Upcoming Time with Padma


Senior Coffee Hours

Monday, March 18 from 10:00. -11:00 a.m.

Troy Community Center, Room # 504

3179 Livernois Rd, Troy


In District Hours

Monday, March 25 from 4:00 – 5:30 p.m.

Troy Public Library

510 W Big Beaver Rd Troy, MI


In District Hours

Saturday, April 13 from 3:30 – 5 p.m.

Blair Memorial Library

416 N Main St, Clawson

District Spotlight



Education and Economics Townhall:


Last Monday we hosted our first official town hall, focusing on Michigan’s public education system. The panelists, Tonya Allen of the Skillman Foundation; Rob Fowler of the Small Business Association of Michigan; Rick Joseph, 2016 Michigan Teacher of the Year and Doug Maibach, Executive Vice President at Barton Malow, were asked questions by Jen Hilzinger, local community leader and public school teacher. We discussed how education is critical to economic opportunity, the difference between equity and equality in education, the School Finance Research Collaborative which served as the impetus for the Launch Michigan initiative, and how the Governor’s values-based budget proposal is a small step towards achieving adequate and fair funding for Michigan’s public schools. The foundation for success – for both individuals and communities as a whole – is a world-class education. Education cuts don’t heal, and we’ve been taking from the School Aid Fund to fix other budget gaps. If we truly want to begin moving Michigan forward and building a stronger, more durable economy in the state, we need to start by properly funding our schools.


Eileen Fisher International Women’s Day Celebration at the Somerset Collection:


On March 9, the Eileen Fisher store at Somerset Collection hosted an event showcasing VoteRunLead, a non-profit providing support to women to run for office. The 4-piece collection features a special pattern that spells “the future is female” in Morse code. Senator Rosemary Bayer and I were joined by local leaders, community members, and shoppers to discuss our journey to the State Legislature.
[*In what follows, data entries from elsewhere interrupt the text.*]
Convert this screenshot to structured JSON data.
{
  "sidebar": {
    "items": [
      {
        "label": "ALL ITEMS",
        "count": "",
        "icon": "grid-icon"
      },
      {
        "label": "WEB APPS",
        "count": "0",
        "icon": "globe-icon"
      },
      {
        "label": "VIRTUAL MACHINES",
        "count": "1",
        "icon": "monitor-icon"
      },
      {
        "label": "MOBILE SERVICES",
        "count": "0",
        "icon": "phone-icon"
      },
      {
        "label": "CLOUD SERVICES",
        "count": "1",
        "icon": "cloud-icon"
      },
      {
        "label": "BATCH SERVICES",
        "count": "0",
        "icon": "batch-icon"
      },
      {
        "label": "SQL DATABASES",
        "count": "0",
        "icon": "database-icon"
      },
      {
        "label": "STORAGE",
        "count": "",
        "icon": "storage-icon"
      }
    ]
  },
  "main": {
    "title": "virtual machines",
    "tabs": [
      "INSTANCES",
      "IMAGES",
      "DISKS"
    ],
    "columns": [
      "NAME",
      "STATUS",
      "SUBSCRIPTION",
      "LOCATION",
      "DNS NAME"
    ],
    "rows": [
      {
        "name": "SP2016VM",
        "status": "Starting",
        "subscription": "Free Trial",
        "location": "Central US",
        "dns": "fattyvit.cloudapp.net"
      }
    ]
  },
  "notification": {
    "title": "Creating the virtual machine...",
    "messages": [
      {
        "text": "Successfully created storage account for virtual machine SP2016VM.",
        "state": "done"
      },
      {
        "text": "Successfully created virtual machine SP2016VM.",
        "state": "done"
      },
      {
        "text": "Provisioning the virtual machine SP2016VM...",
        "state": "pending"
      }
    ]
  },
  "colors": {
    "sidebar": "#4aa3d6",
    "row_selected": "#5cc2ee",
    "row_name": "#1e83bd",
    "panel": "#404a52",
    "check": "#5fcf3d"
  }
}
Best Wishes and Congratulations to President and CEO Ara Topouzian


Best wishes to a great friend to the community, Troy Chamber of Commerce President and CEO Ara Topouzian, as he ventures to Michigan Venture Capital Association! We will miss him here in District 41, and look forward to working with the Chamber’s new leadership and hardworking members to advocate in the best interests of our community!



Tax Help:

Tax season is upon us! The Community Economic Development Association of Michigan and its program, the Michigan Economic Impact Coalition has developed a website where individuals can find free tax help resources. Here is the link to their free tax help website: http://michiganfreetaxhelp.org/


Troy Senior Expo:

The Troy Senior Expo promotes financial services, health, and housing options and other services available to seniors. They host around 75 vendors, showcasing products and services specifically available to seniors. The event is on Tuesday, March 19, from 10 a.m. to 1 p.m. at the Troy Community Center.